I was recommended to this forum from The Mouse Connection since I am looking for breeders from Minnesota. My mice ownership started as a secret. I purchased a pair of feeder does from the local pet store and hid them in my room (well, not really. They're in a purple homemade container and no one noticed them for about two weeks). I joke if I ever get seriously into raising mice, the mousery name will be Bedroom Corner Mousery and I'll tell that story. Yeah okay I'm cheesy like that?

Aside from mice, I raise rabbits. I currently have a pair of meat NZ rabbits, who I think are going to end up being rather expensive pets since I wasn't sure what I was doing when I got them... and I have a mini lop. I hope to raise mini lops and show them. I am heading to my first show Saturday and I'm both excited and nervous. I just hope my slightly unworked mini lop decides to behave herself!
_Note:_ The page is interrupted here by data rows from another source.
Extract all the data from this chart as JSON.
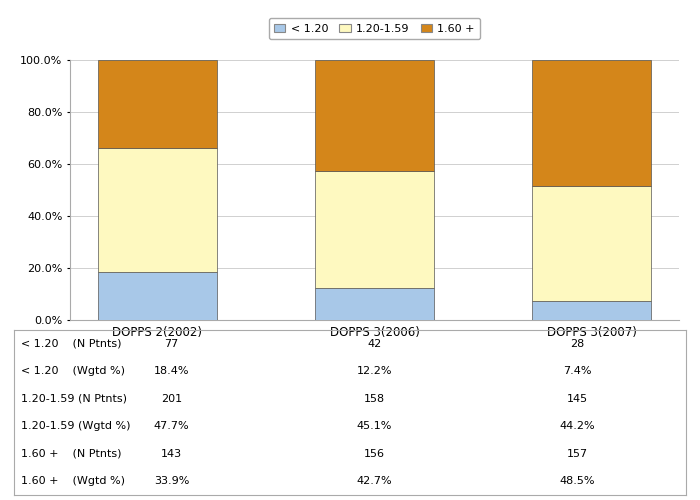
{
  "categories": [
    "DOPPS 2(2002)",
    "DOPPS 3(2006)",
    "DOPPS 3(2007)"
  ],
  "less120": [
    18.4,
    12.2,
    7.4
  ],
  "mid": [
    47.7,
    45.1,
    44.2
  ],
  "high": [
    33.9,
    42.7,
    48.5
  ],
  "color_less120": "#a8c8e8",
  "color_mid": "#fef9c0",
  "color_high": "#d4861a",
  "legend_labels": [
    "< 1.20",
    "1.20-1.59",
    "1.60 +"
  ],
  "table_rows": [
    [
      "< 1.20    (N Ptnts)",
      "77",
      "42",
      "28"
    ],
    [
      "< 1.20    (Wgtd %)",
      "18.4%",
      "12.2%",
      "7.4%"
    ],
    [
      "1.20-1.59 (N Ptnts)",
      "201",
      "158",
      "145"
    ],
    [
      "1.20-1.59 (Wgtd %)",
      "47.7%",
      "45.1%",
      "44.2%"
    ],
    [
      "1.60 +    (N Ptnts)",
      "143",
      "156",
      "157"
    ],
    [
      "1.60 +    (Wgtd %)",
      "33.9%",
      "42.7%",
      "48.5%"
    ]
  ],
  "ylim": [
    0,
    100
  ],
  "yticks": [
    0,
    20,
    40,
    60,
    80,
    100
  ],
  "ytick_labels": [
    "0.0%",
    "20.0%",
    "40.0%",
    "60.0%",
    "80.0%",
    "100.0%"
  ],
  "bg_color": "#ffffff",
  "grid_color": "#d0d0d0",
  "bar_width": 0.55,
  "figwidth": 7.0,
  "figheight": 5.0,
  "dpi": 100
}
As far as other pets go, I also have a black Lab named Annie and a tank full of guppies and neon tetras. Oh and my bushynosed plecos. I hope some day to have my own horse again, but in the mean time I was accepted into an equine program so I get to study them, which is second best I guess? Hehe.

Anyways, that's me! 
- Deamon/Shelly


----------



## SarahC (Oct 3, 2008)

Hello and welcome.


----------



## Fantasia Mousery (Jul 16, 2011)

Welcome.  We love pictures!


----------



## Miceandmore64 (Jul 16, 2013)

Hello I am Jade just thought I would mention I have 2 purebreed dutch rabbits. Stella is black and white and Charlie is ginger and white


----------



## Frizzle (Oct 6, 2011)

Hello from Wisconsin! Hopefully Moustress will pop on over & say hi, she's from MN as well.


----------



## besty74 (May 26, 2012)

hello and welcome


----------



## Trixie's Mice (Feb 3, 2013)

Welcome to FMB!


----------



## andypandy29us (Aug 10, 2012)

hello and welcome


----------



## Deamon (Oct 4, 2013)

Thanks for the welcomes!

Here's a few pictures of my gang, I don't have any of my mice. They're feeder REW (PEW, I guess in mice terms?) mice. Tiny compared to show mice I think. Still new to all this. Let's see here...

As far as rabbits go, I have two Mini Lops now. My new buck, Syd: 









And the rabbit I mentioned that I took a show, Taffy:








She wasn't going to have any of this sitting still any longer thing  Also those are her ribbons from the show I mentioned.

I also have a couple of NZ mutts, I'm sure they're crosses but I don't know with what. 
My REW doe, Bunbun:









And my "red" NZ buck, though I'm not sure of his color:









And last but not least, our Lab Annie Oakley:


----------



## Fantasia Mousery (Jul 16, 2011)

What lovely pictures! Syd is just gorgeous. 
Yes, when we're talking mice (and rats for that matter) it's called PEW.


----------